In our mistakes and our love, we wait. We anticipate. We prepare. We live. At our house, this season is about celebrating Jesus' birth. We also throw in some Christmas cookies, a few low key decorations, and santa, but really, we're waiting for Jesus. It's another chance to quiet and center our hearts in the middle of a time when things are usually running at an even more frenetic pace than usual. So we light our little mismatched candle, open up a good book, sit, relax, and wait. We scale back activities, pick two kinds of cookies to make instead of 10, ignore pinterest, fight the urge to overindulge and overspend, and do the things that matter to us, that honor our traditions and values.

We give ourselves the time and space necessary to wait, anticipate, prepare, and live.

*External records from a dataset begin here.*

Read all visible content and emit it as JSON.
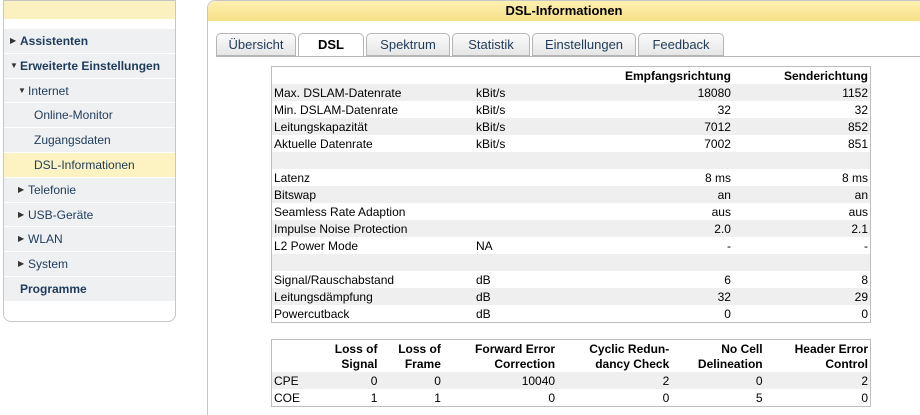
{
  "sidebar": {
    "items": [
      {
        "label": "Assistenten",
        "level": 0,
        "arrow": "right"
      },
      {
        "label": "Erweiterte Einstellungen",
        "level": 0,
        "arrow": "down"
      },
      {
        "label": "Internet",
        "level": 1,
        "arrow": "down"
      },
      {
        "label": "Online-Monitor",
        "level": 2
      },
      {
        "label": "Zugangsdaten",
        "level": 2
      },
      {
        "label": "DSL-Informationen",
        "level": 2,
        "active": true
      },
      {
        "label": "Telefonie",
        "level": 1,
        "arrow": "right"
      },
      {
        "label": "USB-Geräte",
        "level": 1,
        "arrow": "right"
      },
      {
        "label": "WLAN",
        "level": 1,
        "arrow": "right"
      },
      {
        "label": "System",
        "level": 1,
        "arrow": "right"
      },
      {
        "label": "Programme",
        "level": 0
      }
    ]
  },
  "header": {
    "title": "DSL-Informationen"
  },
  "tabs": {
    "items": [
      "Übersicht",
      "DSL",
      "Spektrum",
      "Statistik",
      "Einstellungen",
      "Feedback"
    ],
    "active": 1
  },
  "table": {
    "headers": [
      "Empfangsrichtung",
      "Senderichtung"
    ],
    "sections": [
      [
        {
          "label": "Max. DSLAM-Datenrate",
          "unit": "kBit/s",
          "down": "18080",
          "up": "1152"
        },
        {
          "label": "Min. DSLAM-Datenrate",
          "unit": "kBit/s",
          "down": "32",
          "up": "32"
        },
        {
          "label": "Leitungskapazität",
          "unit": "kBit/s",
          "down": "7012",
          "up": "852"
        },
        {
          "label": "Aktuelle Datenrate",
          "unit": "kBit/s",
          "down": "7002",
          "up": "851"
        }
      ],
      [
        {
          "label": "Latenz",
          "down": "8 ms",
          "up": "8 ms"
        },
        {
          "label": "Bitswap",
          "down": "an",
          "up": "an"
        },
        {
          "label": "Seamless Rate Adaption",
          "down": "aus",
          "up": "aus"
        },
        {
          "label": "Impulse Noise Protection",
          "down": "2.0",
          "up": "2.1"
        },
        {
          "label": "L2 Power Mode",
          "unit": "NA",
          "down": "-",
          "up": "-"
        }
      ],
      [
        {
          "label": "Signal/Rauschabstand",
          "unit": "dB",
          "down": "6",
          "up": "8"
        },
        {
          "label": "Leitungsdämpfung",
          "unit": "dB",
          "down": "32",
          "up": "29"
        },
        {
          "label": "Powercutback",
          "unit": "dB",
          "down": "0",
          "up": "0"
        }
      ]
    ]
  },
  "errors": {
    "headers": [
      [
        "Loss of",
        "Signal"
      ],
      [
        "Loss of",
        "Frame"
      ],
      [
        "Forward Error",
        "Correction"
      ],
      [
        "Cyclic Redun-",
        "dancy Check"
      ],
      [
        "No Cell",
        "Delineation"
      ],
      [
        "Header Error",
        "Control"
      ]
    ],
    "rows": [
      {
        "label": "CPE",
        "values": [
          "0",
          "0",
          "10040",
          "2",
          "0",
          "2"
        ]
      },
      {
        "label": "COE",
        "values": [
          "1",
          "1",
          "0",
          "0",
          "5",
          "0"
        ]
      }
    ]
  }
}
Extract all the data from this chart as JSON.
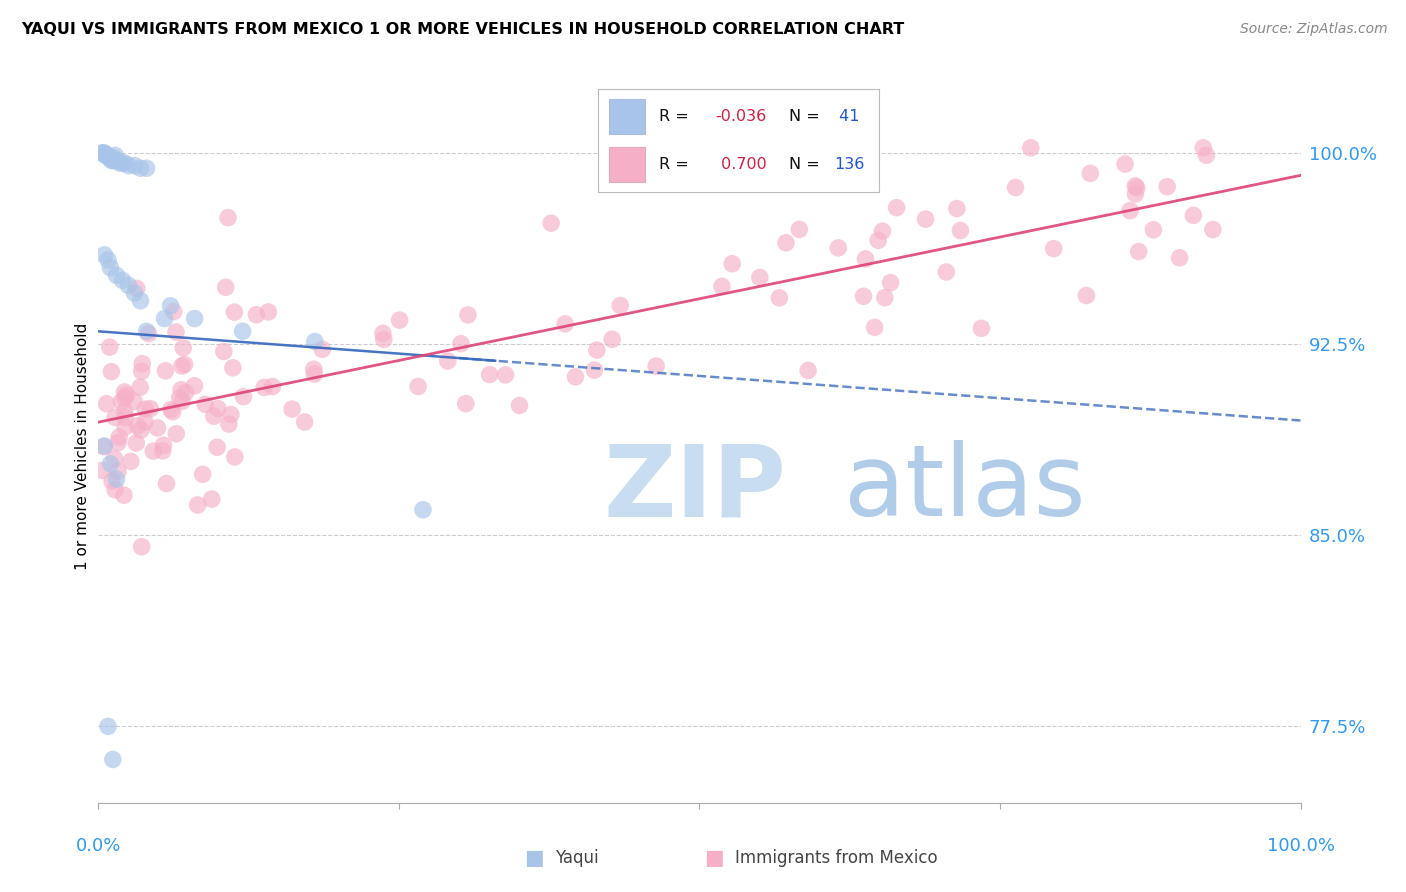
{
  "title": "YAQUI VS IMMIGRANTS FROM MEXICO 1 OR MORE VEHICLES IN HOUSEHOLD CORRELATION CHART",
  "source": "Source: ZipAtlas.com",
  "ylabel": "1 or more Vehicles in Household",
  "xmin": 0.0,
  "xmax": 1.0,
  "ymin": 0.745,
  "ymax": 1.025,
  "yticks": [
    0.775,
    0.85,
    0.925,
    1.0
  ],
  "ytick_labels": [
    "77.5%",
    "85.0%",
    "92.5%",
    "100.0%"
  ],
  "blue_scatter_color": "#a8c4e8",
  "pink_scatter_color": "#f5b0c8",
  "blue_line_color": "#3366bb",
  "pink_line_color": "#dd4477",
  "tick_color": "#3399ee",
  "grid_color": "#cccccc",
  "background_color": "#ffffff",
  "scatter_size": 160,
  "scatter_alpha": 0.65,
  "legend_r_color": "#cc2244",
  "legend_n_color": "#2255cc",
  "watermark_zip_color": "#c8ddf0",
  "watermark_atlas_color": "#b0cce8",
  "yaqui_r": -0.036,
  "yaqui_n": 41,
  "mexico_r": 0.7,
  "mexico_n": 136,
  "blue_trend_x0": 0.0,
  "blue_trend_x1": 1.0,
  "pink_trend_x0": 0.0,
  "pink_trend_x1": 1.0
}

Oh sure, argue and NOT mind our own business and freak about not finding the right gifts also make the list, but we don't get stuck there. We had about 27 do-overs today. I think the last one finally stuck and we are moving and grooving now.

Maybe that should be our goal: understand that we'll make mistakes, but don't get stuck in them. Shake the mud off and keep moving forward. Honor our traditions with our time and space.

Happy Holidays. Don't worry about the neighbors' light displays or the number of gifts under the tree. It sounds hard, but it really doesn't have to be.

Wait. Anticipate. Prepare. Live.

What is your favorite Christmas tradition?